Still on the fence? Good news! You can do a 14-day free trial and see for yourself if it's a fit for your business.

Over To You…

What editorial calendar method works best for your team? Leave a comment below!

9 Comments

  1. Taylor @ CoSchedule on August 4, 2015 at 2:25 pm

    Thanks for this wonderful review of CoSchedule! It’s great to hear how our awesome customers use the tool!



  2. Art on August 19, 2015 at 10:50 am

    All good except our experience with WPEngine was WAY DIFFERENT. Horrible tech support and handed
    off to several different techs who came up with different answers for singular problems.

    Lightningbase and Liquidweb are worth looking into if 24/7 tech support is important.



    • ambitionally on August 19, 2015 at 11:24 am

      Hi Art – thanks for sharing your experience. All of our issues with our site were with LiquidWeb, so I think mileage may vary. I’ve found that if their servers don’t have issues, I really don’t need tech support and I’m much happier. :)

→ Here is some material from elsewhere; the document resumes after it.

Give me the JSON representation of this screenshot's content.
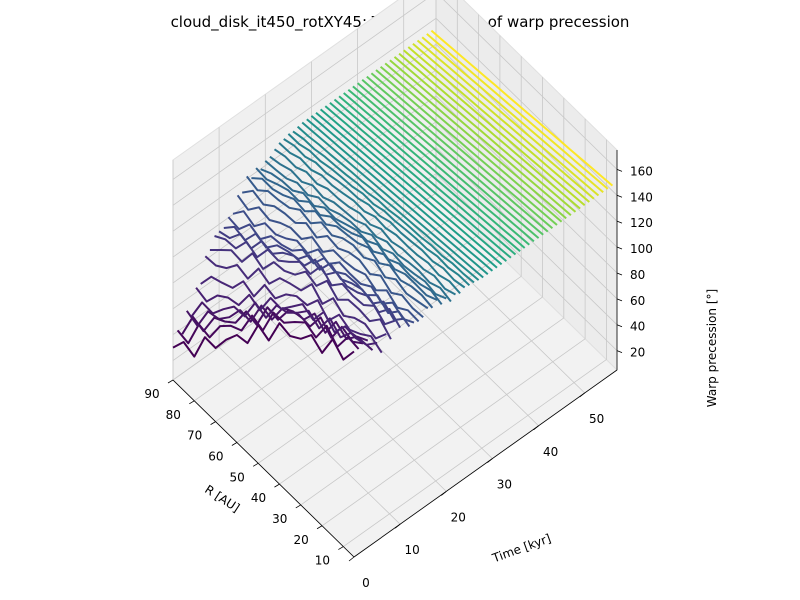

  3. C. Lee Reed on August 20, 2015 at 4:00 pm

    So do you mean that using coschedule, I can write blog post, then schedule all shares for the next month for that 1 post? Or does it only allow you to schedule the first share? For instance, can I schedule 100 twitter shares at once over the next 60 days of that one blog post? Thanks!

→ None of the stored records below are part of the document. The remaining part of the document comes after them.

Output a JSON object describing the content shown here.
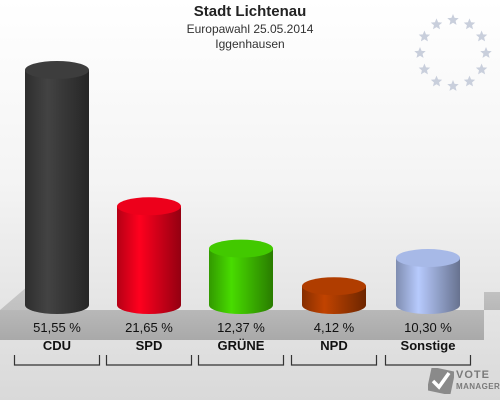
{
  "chart_data": {
    "type": "bar",
    "title": "Stadt Lichtenau",
    "subtitle": [
      "Europawahl 25.05.2014",
      "Iggenhausen"
    ],
    "categories": [
      "CDU",
      "SPD",
      "GRÜNE",
      "NPD",
      "Sonstige"
    ],
    "values": [
      51.55,
      21.65,
      12.37,
      4.12,
      10.3
    ],
    "value_labels": [
      "51,55 %",
      "21,65 %",
      "12,37 %",
      "4,12 %",
      "10,30 %"
    ],
    "colors": [
      "#3a3a3a",
      "#e2001a",
      "#3fbf00",
      "#a83a00",
      "#9fb0dc"
    ],
    "xlabel": "",
    "ylabel": "",
    "ylim": [
      0,
      55
    ],
    "grid": false,
    "legend": "none"
  },
  "logo": {
    "line1": "VOTE",
    "line2": "MANAGER"
  }
}
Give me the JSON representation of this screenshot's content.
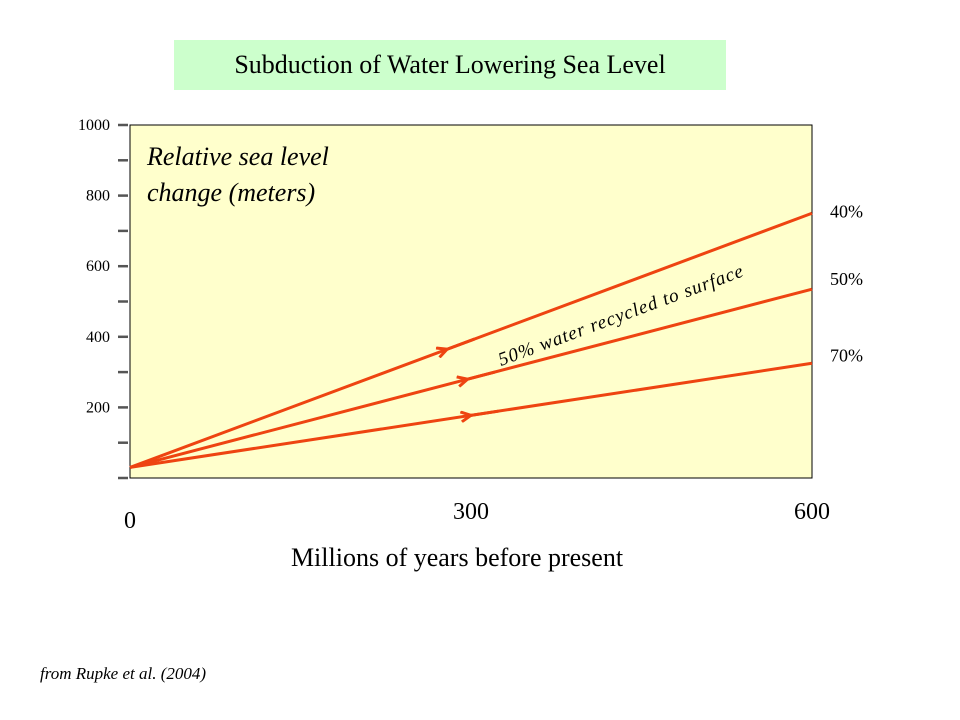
{
  "title": "Subduction of Water Lowering Sea Level",
  "source_note": "from Rupke et al. (2004)",
  "colors": {
    "plot_bg": "#ffffcc",
    "title_bg": "#ccffcc",
    "line": "#ee4411"
  },
  "chart_data": {
    "type": "line",
    "title": "Subduction of Water Lowering Sea Level",
    "xlabel": "Millions of years before present",
    "ylabel": "Relative sea level change (meters)",
    "xlim": [
      0,
      600
    ],
    "ylim": [
      0,
      1000
    ],
    "x_ticks": [
      0,
      300,
      600
    ],
    "y_ticks": [
      200,
      400,
      600,
      800,
      1000
    ],
    "grid": false,
    "annotation": "50% water recycled to surface",
    "series": [
      {
        "name": "40%",
        "x": [
          0,
          600
        ],
        "y": [
          30,
          750
        ]
      },
      {
        "name": "50%",
        "x": [
          0,
          600
        ],
        "y": [
          30,
          535
        ]
      },
      {
        "name": "70%",
        "x": [
          0,
          600
        ],
        "y": [
          30,
          325
        ]
      }
    ]
  }
}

    • ambitionally on August 21, 2015 at 11:50 am

      Yes you can schedule multiple shares of the same post, and decide on the schedule for that right from the post itself inside CoSchedule. :)



  4. […] you’re paying someone an hourly rate to schedule content on social, then you’re likely a great candidate for Edgar because it will pay for itself. You can […]



  5. Jo on October 22, 2015 at 11:32 am

    This is such a helpful review – thank you, Nathalie. One question: do you schedule Facebook posts with CoSchedule, or do it directly on FB? I hear that posts scheduled from outside FB are penalised :( Thanks in advance!



    • ambitionally on October 22, 2015 at 12:31 pm

      Yes it’s true that Facebook prefers when you post directly, but I’ve found that I’m unlikely to post manually because of my busy schedule – so it’s better to post via CoSchedule than not at all! :)



      • Jo on October 22, 2015 at 1:46 pm

        Good point! Thanks, Nathalie.